Studio Red: week 9

Studio Red: week 9

Dear Studio Red,

This week we said goodbye to Toady.  Nancy will bring her back to her home in Stacy’s backyard.  What did you love most about Toad?  What did you learn about her?

Love, Lauri and Emily



Stories abound!

Katie, Charlie and Kieran create settings for woodland animals.

Ruth and Charlie Nicholson use clay to tell a story of a birthday celebration to Cailin.

Travers, Thomas, Case, and Caroline create a story with four characters.  They use big blocks to construct a setting.  They negotiate roles and what actions will happen when.  We see puppies and owners!

How do we find stories in play?

Miles and Katie create monarchs from tracing paper.  They notice details in these creatures and tell stories of how they fly and land.

Luca and Jackson envision experiments with seeds.  They tell the stories of what they think will happen.  They imagine stories of growth and glue.

Louis joins Travers and Jackson who are busy creating a zoo story.

Caroline uses magnets to share a story of seeds burrowing beneath the ground.
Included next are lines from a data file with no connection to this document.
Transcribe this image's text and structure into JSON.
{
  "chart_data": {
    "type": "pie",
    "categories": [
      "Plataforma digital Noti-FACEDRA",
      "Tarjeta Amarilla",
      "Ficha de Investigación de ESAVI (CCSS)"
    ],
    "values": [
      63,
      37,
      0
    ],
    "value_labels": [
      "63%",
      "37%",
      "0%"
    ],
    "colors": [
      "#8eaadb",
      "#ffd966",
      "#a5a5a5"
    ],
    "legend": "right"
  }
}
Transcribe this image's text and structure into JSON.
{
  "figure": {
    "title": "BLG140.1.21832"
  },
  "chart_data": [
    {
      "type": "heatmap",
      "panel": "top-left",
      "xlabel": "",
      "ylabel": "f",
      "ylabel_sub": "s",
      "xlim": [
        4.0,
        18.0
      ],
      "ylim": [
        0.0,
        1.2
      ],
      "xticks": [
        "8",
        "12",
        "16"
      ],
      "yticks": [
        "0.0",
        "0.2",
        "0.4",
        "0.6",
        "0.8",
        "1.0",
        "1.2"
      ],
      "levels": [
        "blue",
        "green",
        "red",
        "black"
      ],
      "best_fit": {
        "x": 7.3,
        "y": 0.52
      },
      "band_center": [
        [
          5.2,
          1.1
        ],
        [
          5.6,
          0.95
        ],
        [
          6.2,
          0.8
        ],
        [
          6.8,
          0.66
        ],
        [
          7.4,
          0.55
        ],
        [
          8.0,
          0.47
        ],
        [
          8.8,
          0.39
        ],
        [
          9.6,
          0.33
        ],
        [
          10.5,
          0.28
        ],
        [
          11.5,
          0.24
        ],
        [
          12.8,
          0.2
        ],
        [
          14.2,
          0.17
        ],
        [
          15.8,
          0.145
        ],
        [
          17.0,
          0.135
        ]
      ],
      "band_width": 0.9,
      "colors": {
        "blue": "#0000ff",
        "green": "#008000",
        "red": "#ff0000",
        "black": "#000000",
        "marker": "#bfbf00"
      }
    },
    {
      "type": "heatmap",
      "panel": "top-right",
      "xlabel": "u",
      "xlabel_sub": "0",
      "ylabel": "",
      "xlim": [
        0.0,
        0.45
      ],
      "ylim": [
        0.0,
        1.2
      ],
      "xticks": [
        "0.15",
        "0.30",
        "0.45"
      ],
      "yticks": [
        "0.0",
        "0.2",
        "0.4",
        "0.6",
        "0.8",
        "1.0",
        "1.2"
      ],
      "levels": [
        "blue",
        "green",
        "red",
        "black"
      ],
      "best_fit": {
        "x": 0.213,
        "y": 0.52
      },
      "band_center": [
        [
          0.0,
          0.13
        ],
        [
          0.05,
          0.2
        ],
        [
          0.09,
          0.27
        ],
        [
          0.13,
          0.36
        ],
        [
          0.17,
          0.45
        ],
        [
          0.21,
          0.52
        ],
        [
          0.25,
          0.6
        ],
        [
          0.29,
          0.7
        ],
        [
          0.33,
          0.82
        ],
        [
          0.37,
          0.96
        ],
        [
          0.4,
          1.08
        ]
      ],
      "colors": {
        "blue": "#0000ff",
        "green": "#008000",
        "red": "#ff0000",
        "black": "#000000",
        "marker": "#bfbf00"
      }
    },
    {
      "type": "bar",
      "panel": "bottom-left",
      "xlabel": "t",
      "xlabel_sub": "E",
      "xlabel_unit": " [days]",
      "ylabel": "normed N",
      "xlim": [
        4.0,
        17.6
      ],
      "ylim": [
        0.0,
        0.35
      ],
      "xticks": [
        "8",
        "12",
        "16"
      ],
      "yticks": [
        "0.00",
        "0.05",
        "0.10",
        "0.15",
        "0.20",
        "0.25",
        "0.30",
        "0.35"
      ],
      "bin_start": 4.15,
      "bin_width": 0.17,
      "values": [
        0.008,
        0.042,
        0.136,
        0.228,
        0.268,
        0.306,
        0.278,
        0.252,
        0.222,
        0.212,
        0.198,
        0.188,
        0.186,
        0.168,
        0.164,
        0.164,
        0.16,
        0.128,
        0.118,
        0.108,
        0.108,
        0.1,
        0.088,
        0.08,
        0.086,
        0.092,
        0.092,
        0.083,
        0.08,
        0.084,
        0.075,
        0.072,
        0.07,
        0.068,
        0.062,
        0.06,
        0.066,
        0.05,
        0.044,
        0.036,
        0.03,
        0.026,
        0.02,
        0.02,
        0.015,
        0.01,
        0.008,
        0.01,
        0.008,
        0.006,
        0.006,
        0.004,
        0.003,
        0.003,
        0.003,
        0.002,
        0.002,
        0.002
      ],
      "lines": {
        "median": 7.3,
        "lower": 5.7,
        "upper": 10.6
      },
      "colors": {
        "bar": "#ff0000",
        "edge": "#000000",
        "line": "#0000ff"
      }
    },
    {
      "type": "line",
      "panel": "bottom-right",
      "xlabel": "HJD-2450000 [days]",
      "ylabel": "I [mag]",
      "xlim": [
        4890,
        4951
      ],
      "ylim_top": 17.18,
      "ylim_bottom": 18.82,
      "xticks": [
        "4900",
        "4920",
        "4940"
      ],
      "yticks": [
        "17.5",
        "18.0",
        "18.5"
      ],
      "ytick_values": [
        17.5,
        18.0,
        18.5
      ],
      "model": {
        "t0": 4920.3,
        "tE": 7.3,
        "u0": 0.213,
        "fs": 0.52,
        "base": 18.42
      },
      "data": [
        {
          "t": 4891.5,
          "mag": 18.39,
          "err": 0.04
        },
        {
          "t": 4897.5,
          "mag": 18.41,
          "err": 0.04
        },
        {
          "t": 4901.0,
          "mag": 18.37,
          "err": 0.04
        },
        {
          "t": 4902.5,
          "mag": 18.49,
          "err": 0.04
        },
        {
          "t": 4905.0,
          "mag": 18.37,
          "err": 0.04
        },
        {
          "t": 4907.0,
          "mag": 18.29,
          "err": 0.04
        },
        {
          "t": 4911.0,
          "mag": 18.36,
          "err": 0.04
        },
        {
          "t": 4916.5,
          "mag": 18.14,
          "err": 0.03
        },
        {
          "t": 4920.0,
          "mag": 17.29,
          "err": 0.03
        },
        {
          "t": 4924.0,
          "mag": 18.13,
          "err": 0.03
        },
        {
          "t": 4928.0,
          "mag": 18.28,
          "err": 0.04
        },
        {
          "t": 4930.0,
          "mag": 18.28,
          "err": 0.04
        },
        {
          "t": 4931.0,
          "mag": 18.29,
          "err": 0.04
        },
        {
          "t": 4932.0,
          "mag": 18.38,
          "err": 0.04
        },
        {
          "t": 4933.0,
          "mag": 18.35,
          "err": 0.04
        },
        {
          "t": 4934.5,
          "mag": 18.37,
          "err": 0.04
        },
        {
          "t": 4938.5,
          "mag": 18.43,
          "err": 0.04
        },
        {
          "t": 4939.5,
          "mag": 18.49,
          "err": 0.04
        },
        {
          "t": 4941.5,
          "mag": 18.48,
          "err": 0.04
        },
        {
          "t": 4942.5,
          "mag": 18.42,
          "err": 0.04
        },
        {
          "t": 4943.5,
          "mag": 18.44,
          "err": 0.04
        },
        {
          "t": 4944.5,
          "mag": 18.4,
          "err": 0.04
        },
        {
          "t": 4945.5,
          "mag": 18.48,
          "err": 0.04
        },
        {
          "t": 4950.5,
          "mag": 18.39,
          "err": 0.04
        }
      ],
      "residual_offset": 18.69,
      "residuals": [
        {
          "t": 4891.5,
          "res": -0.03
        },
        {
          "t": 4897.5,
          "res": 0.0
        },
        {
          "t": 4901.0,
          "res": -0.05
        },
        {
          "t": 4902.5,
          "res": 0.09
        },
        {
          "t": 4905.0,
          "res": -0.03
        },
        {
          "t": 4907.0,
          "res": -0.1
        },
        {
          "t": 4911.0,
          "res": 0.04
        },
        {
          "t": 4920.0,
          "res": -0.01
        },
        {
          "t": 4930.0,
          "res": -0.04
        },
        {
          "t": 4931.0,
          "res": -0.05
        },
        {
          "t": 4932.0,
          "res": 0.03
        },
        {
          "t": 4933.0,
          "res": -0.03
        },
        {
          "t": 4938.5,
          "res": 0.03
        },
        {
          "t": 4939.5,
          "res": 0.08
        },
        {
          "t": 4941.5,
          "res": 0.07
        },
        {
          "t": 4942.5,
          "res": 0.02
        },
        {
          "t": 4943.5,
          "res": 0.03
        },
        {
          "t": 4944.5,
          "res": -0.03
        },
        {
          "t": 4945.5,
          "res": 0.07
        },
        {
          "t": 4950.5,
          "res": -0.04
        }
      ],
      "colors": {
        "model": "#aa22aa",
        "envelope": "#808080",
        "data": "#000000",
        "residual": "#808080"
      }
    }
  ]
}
Both fiction and non-fiction to understand Toady.
we introduced puzzle books! they invite rich conversation about what we see, what we think, what we question, and why.
They invite conversation about shape and size, color and texture, to compare and contrast.


The Woodland Walk...through the park!

None of our classroom materials were on our tray in the morning.  There was but one seed pod.  Inside the pod were three little seeds that held messages about the day ahead.

“Seeds know.  Listen.”  Lauri reads from a message.

I didn’t hear anything cuz people were talking.  Charlie Nicholson

I didn’t hear anything either.  Ruth

Seeds know, seeds grow!  Kaya

I heard like a…like a huh or something.  Case

Like a sea sound. Katie

It sounds like the ocean.  Miles



This week, knowing that the weather is getting colder, we revisited our plan to release the toad.  Many were sad.  We had a group conversation and the next day invited a small group to research and make a plan for release.  The small group generated different ideas, places where the toad might be happy.  Case said, “We have to ask Nancy where she found the toad.”  They shared back with the larger group.  On Friday, Nancy came to visit to answer our question.


We thought it might help the children to research more about the toad, giving voice to her story.  Reading a non-fiction book and some information from the internet, we hoped the children would learn more about a toad’s habitat, family, and behaviors.

The small group practiced sharing back their ideas.

Should…I dig a hole for the toad cuz I’m really good at that.  Caroline

I can bury the toad so no one could see.

But then someone might step on it. 

We could put a rock on it.

But that might smush it.

Take the rock off in the spring.  Ruth

But what if we forget?

We could check all of them.

What my thought is a treasure scanner to find the toad’s family and put it there.  Jackson

We could make a gate and put toad over and then tiny holes for him to come back.  Louis

Nancy, where did the toad come from?

Toad's home



We greeted each other with our pinkies and pointer fingers!

Can you teach your family how to pinky shake?


What animals have you seen crossing the road? 

We told more true stories this week.  On Monday, Katie shared a story about her drive to school.  On Tuesday, we sang our true story about the Woodland Walk and then drew parts of the story in our sketchbooks.


We revisited our building work from last week! We told the children how we will use these buildings to inspire stories.  What parts can a building have?  How might I add more details with line? Children used two pieces of cardboard for the first time, allowing them to print with two different lengths of line.

How will our buildings create a setting for stories?